Hardening SSH:

SSH by default is secure. Even so, there are a few configuration changes we can make to make it even more secure. Open the /etc/ssh/sshd_config file with your favorite editor, and read on...

First, we don't want to allow root logins. We want to force the user (or ourselves) to login, and then "su" to root if needed.

  Make a copy of the following line (uncomment it) and change the yes to a no.

#PermitRootLogin yes
PermitRootLogin no

SSH2 is more secure than SSH1. By default SSH2 will allow SSH1 logins. If all of your hosts support SSH2 there is no need to allow SSH1 communications.

  Make a copy of the following line (uncomment it) and remove the 1.

#Protocol 2,1
Protocol 2

If you are really paranoid, you can change the port number that SSH communications occur on. Change it to anything other than 22 (that's the port it runs on by default). Before you make any changes here, you'll need to look at the /etc/services file and see which services are defined to run on which port. Find an open port, and then also check on dshield.org to make sure that you are not changing SSH to run on a port that some other well known service or trojan runs on.

Here's an example of a port that a service and some trojans run on: dshield.org - check port 31<
Here's an example of a port that is open: dshield.org - check port 32

Change the port that SSH listens for connections on:

#Port 22
Port XX    (where XX = your new portnumber)

  You are now done editing the /etc/ssh/sshd_config file (save your changes, and quit your editor).

  Note: Do not make any changes to the /etc/services file. This way incoming connections still get directed to port 22 (which will fail - see below).

To initialize the changes, restart sshd:

# /etc/init.d/sshd restart

To log in via SSH on a different port than the default, use the -p option:

$ ssh -p XX hostname

To test your new settings, try:

$ ssh localhost
ssh: connect to host localhost port 22: Connection refused

$ ssh -p XX localhost
username@localhost's password:

Example syntax' for logging into another machine as a different user: (First line is what you type, second line is the server's response; to which you enter the user's password to gain access)

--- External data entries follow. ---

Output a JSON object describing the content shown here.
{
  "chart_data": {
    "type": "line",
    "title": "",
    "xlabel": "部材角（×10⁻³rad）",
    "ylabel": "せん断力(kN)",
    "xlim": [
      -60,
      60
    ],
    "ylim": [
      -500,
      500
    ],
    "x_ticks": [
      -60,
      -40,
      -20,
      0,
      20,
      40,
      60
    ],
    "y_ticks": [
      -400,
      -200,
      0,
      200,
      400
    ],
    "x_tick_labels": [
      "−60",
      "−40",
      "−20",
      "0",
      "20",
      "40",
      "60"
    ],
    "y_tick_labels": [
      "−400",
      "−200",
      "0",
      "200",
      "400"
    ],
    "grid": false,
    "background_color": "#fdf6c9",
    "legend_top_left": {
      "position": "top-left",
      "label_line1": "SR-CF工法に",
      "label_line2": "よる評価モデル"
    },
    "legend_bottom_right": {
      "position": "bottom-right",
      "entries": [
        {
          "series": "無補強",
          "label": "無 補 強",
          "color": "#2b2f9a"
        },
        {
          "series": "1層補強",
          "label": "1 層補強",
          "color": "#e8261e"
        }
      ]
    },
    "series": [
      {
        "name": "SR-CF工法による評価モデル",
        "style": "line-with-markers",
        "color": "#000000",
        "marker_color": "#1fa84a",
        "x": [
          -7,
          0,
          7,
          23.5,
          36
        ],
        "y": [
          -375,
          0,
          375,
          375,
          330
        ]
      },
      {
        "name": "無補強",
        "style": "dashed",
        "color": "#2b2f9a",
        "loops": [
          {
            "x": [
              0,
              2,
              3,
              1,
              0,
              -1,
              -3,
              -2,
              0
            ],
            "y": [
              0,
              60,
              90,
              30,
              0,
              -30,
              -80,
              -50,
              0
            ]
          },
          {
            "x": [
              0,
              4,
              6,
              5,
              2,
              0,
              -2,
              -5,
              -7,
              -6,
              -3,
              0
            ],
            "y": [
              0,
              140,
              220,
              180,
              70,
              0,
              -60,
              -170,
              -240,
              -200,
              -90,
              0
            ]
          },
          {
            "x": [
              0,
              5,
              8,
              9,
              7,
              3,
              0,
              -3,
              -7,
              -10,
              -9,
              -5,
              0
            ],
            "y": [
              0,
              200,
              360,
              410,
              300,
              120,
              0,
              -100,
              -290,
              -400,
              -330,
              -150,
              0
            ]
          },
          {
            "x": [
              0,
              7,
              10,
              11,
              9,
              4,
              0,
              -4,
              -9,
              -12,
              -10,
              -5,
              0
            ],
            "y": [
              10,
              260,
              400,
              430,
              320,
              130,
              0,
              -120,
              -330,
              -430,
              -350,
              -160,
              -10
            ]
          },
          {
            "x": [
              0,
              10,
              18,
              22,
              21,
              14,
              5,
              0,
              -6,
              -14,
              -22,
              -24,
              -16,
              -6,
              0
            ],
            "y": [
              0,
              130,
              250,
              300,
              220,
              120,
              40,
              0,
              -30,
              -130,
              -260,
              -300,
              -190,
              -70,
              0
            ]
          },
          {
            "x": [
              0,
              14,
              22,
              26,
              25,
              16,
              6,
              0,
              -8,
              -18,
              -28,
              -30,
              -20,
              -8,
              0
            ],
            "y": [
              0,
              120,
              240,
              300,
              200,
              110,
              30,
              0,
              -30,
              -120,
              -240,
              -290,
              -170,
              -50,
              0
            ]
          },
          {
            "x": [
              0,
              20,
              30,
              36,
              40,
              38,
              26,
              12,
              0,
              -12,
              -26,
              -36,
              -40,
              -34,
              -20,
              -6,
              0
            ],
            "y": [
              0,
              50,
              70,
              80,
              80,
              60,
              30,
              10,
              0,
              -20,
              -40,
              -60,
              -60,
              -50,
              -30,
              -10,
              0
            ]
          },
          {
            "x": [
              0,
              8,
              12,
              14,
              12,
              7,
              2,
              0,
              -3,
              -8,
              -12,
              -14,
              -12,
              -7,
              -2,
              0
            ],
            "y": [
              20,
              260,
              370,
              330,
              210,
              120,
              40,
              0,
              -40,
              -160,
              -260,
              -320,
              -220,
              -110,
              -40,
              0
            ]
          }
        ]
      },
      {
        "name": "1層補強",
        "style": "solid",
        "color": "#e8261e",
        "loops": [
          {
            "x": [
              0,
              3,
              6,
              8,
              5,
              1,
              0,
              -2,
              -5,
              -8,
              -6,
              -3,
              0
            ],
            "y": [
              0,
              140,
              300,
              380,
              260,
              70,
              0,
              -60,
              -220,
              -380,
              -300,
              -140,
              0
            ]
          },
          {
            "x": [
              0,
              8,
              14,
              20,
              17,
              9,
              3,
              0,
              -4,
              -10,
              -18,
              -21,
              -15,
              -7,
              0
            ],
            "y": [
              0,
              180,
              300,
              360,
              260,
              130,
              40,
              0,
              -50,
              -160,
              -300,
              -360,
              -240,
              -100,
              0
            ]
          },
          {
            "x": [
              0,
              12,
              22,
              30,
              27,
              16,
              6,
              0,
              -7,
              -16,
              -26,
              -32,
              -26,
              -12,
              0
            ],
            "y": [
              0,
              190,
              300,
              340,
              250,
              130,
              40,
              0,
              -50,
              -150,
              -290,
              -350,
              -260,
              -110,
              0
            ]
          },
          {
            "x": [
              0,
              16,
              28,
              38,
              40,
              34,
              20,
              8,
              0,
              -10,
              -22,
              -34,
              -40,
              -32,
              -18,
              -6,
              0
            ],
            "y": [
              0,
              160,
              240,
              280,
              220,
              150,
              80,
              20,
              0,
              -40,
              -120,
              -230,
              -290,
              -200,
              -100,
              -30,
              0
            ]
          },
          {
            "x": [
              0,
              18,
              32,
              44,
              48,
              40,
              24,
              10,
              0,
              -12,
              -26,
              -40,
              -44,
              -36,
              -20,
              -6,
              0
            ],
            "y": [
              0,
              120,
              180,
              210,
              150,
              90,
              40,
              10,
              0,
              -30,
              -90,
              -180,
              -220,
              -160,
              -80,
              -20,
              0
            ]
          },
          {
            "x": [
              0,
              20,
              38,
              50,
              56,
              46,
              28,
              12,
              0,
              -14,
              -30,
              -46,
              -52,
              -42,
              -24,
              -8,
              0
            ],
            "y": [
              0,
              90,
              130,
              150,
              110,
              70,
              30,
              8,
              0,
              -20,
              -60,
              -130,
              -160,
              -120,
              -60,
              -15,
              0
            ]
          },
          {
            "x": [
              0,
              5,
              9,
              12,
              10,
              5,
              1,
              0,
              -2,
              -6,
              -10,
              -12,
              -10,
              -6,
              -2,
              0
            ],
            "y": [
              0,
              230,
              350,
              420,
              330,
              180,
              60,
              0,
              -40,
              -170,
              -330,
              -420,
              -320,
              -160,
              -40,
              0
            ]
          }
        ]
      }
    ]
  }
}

$ ssh -p XX username@servername      (substitute your portnum, username and servername as neccessary)username@servername's password:

$ ssh -p 32 joeuser@my-example-domain.com     (substitute your portnum, username and domainname as neccessary)
joeuser@my-example-domain.com's password:

---
Other: These are the basic steps to make SSH more secure. They should suffice for the average home user. Although, to really make your machine(s) more secure, generating an RSA public/private key pair is really the way to go. The private key stays on the Server (the machine you are connecting to). And, the public key goes on the Client (the machine you are connecting from). Only a Client machine that contains a public key in the $HOME/.ssh/authorized_keys file is allowed to connect to the Server. Use the "ssh-keygen" command to create the RSA key pair. Read the SSH man pages if you are not sure how to do this.